DERIVATO DA UNA TECNOLOGIA MILITARE

Marte, in arrivo lo “sniffer” che fiuta la vita

Si chiama Bili, è una sorta di radar a luce ultravioletta messo a punto al Goddard Space Flight Center della Nasa e riconosce le molecole organiche anche a centinaia di metri di distanza. L’obiettivo è sempre lo stesso: cercare tracce di vita sul Pianeta rosso

     02/11/2016
Rappresentazione artistica di quella che potrebbe essere la modalità d'operare del laser a fluorescenza di Bili sul suolo marziano. Crediti: NASA

Rappresentazione artistica di quella che potrebbe essere la modalità d’operare del laser a fluorescenza di Bili sul suolo marziano. Crediti: NASA

Da una sponda all’altra dell’Atlantico, la caccia alla vita su Marte si fa sempre più serrata. C’è grande attesa per il referto ufficiale dall’autopsia del lander Schiaparelli, così da sapere cosa esattamente ne ha provocato lo schianto: dovrebbe arrivare a giorni, ma già si prospettano alcuni scenari, dall’ipotesi di un errore del software, contemplata da Andrea Accomazzo su Nature, al possibile problema ai sensori dell’IMU (l’Inertial Measurement Unit), ricostruito da Paolo Attivissimo, sul suo blog Il Disinformatico, da informazioni confidenziali.
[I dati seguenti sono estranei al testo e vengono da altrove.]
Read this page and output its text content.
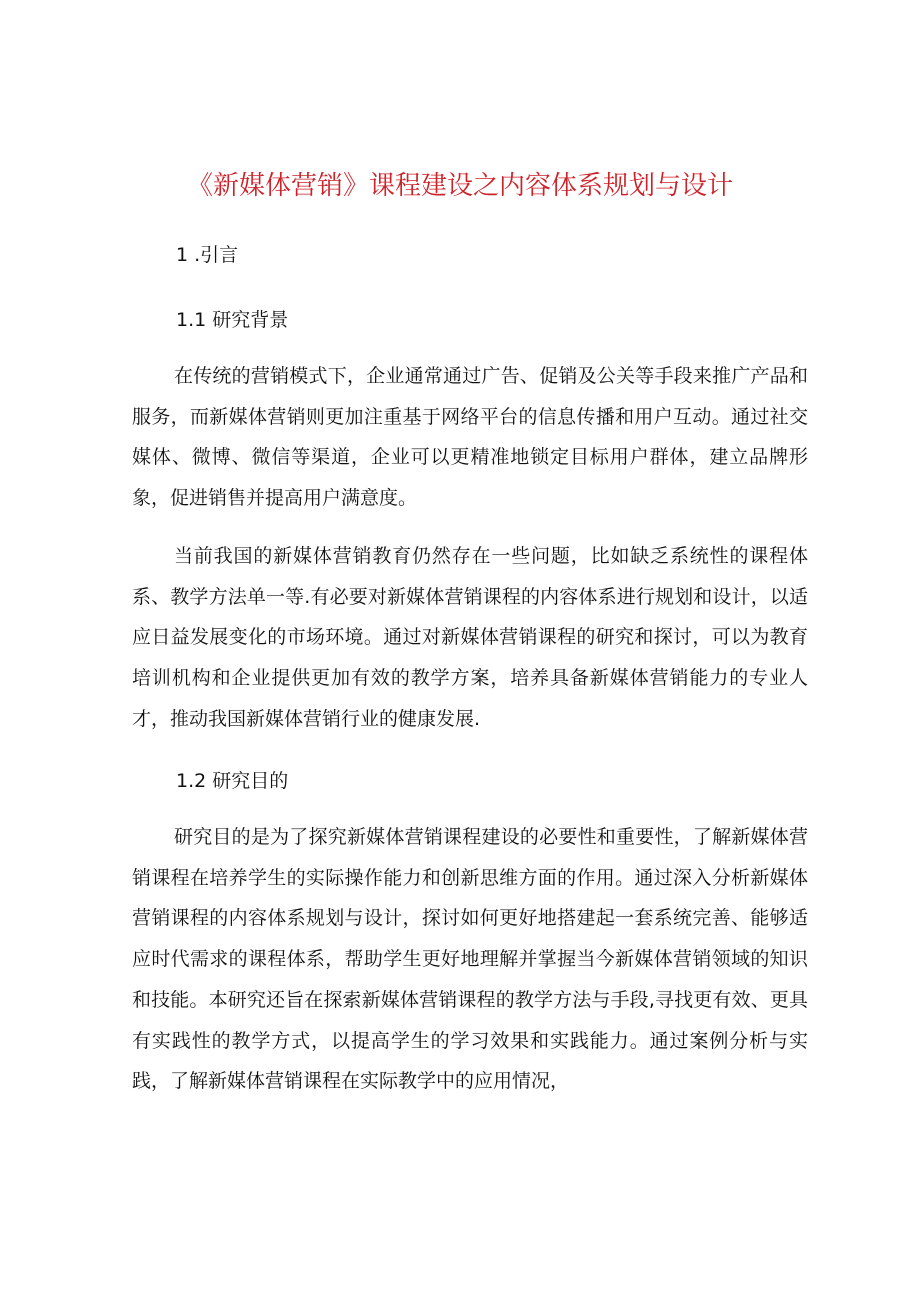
《新媒体营销》课程建设之内容体系规划与设计
1 .引言
1.1 研究背景
在传统的营销模式下，企业通常通过广告、促销及公关等手段来推广产品和服务，而新媒体营销则更加注重基于网络平台的信息传播和用户互动。通过社交媒体、微博、微信等渠道，企业可以更精准地锁定目标用户群体，建立品牌形象，促进销售并提高用户满意度。
当前我国的新媒体营销教育仍然存在一些问题，比如缺乏系统性的课程体系、教学方法单一等.有必要对新媒体营销课程的内容体系进行规划和设计，以适应日益发展变化的市场环境。通过对新媒体营销课程的研究和探讨，可以为教育培训机构和企业提供更加有效的教学方案，培养具备新媒体营销能力的专业人才，推动我国新媒体营销行业的健康发展.
1.2 研究目的
研究目的是为了探究新媒体营销课程建设的必要性和重要性，了解新媒体营销课程在培养学生的实际操作能力和创新思维方面的作用。通过深入分析新媒体营销课程的内容体系规划与设计，探讨如何更好地搭建起一套系统完善、能够适应时代需求的课程体系，帮助学生更好地理解并掌握当今新媒体营销领域的知识和技能。本研究还旨在探索新媒体营销课程的教学方法与手段,寻找更有效、更具有实践性的教学方式，以提高学生的学习效果和实践能力。通过案例分析与实践，了解新媒体营销课程在实际教学中的应用情况，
Attesa trepidante anche per l’esito della prossima ministeriale ESA (in calendario a Lucerna, in Svizzera, l’1 e il 2 dicembre), che deciderà le sorti di ExoMars 2020. Nel mentre, la NASA non sta a guardare, anzi. Già sta affilando le armi per mantenere il vantaggio di cui gode sul terreno. Come? Lavorando al prossimo rover, Mars 2020, lui pure ancora in pista per un lancio nell’estate, appunto, del 2020. E mettendo a punto nuove tecnologie per la ricerca di tracce di vita. L’ultima in ordine di tempo, nata in ambito militare, si chiama Bili: un nome (quasi) da libreria Ikea per una tecnologia mai utilizzata prima nell’esplorazione planetaria a livello del suolo.

Il principio alla base di Bili – acronimo per Bio-Indicator Lidar Instrument – è quello del radar. Ma invece delle onde radio o delle microonde, per spazzare l’ambiente attorno a sé emette un fascio di luce – luce laser pulsata in banda ultravioletta, per essere precisi. Da qui il nome lidar, con il prefisso ‘li’ di light al posto del ‘ra’ radio. E l’informazione che gli torna indietro non è rimbalzata da velivoli nemici, bensì da molecole organiche.

È comunque una tecnica che deriva da ricerche condotte in ambito militare, spiega il comunicato stampa del Goddard Space Flight Center (Gsfc) della Nasa che descrive il progetto. Solo che, mentre le forze armate Usa l’hanno sviluppata per individuare tossine e altri patogeni dispersi nell’aria nell’eventualità di un attacco biochimico, la Nasa ha intenzione di sfruttare le capacità di Bili per “fiutare” la presenza di vita nell’atmosfera marziana. Con prestazioni che lasciano a bocca aperta: tracce di molecole organiche possono venir captate anche a centinaia di metri di distanza, assicurano i ricercatori coinvolti nel progetto.

Il funzionamento è abbastanza semplice. Montato sul braccio di un rover, Bili comincia il suo lavoro scandagliando il terreno in cerca di sbuffi di polvere. Quando ne trova, li bersaglia con la luce ultravioletta prodotta dai suoi due laser a emissione pulsante. Un’emissione che induce nelle particelle colpite un effetto di fluorescenza. Ed è proprio analizzando questa fluorescenza che gli scienziati riescono a risalire sia alla presenza di molecole organiche sia alla loro dimensione.

«Se ci sono biofirme, possono essere rilevale nella polvere», garantisce il reicercatore alla guida del progetto, Branimir Blagojevic, del Gsfc della Nasa.

Oltre alla possibilità di identificare le firme della vita a distanza, abilità che consentirebbe a Bili di essere utilizzato anche bordo di satelliti in orbita attorno al pianeta, gli altri grandi vantaggi del lider sono, rispetto per esempio a uno spettrometro di massa a bordo di un lander, il rischio di contaminazione pressoché nullo, l’assenza di componenti soggetti a deterioramento e la velocità con la quale può perlustrare un’area anche ampia. Il dispositivo ideale, dunque, per essere impiegato, a bordo dei futuri rover, in modo complementare a strumenti di analisi più mirati e invasivi come, appunto, gli spettrometri di massa.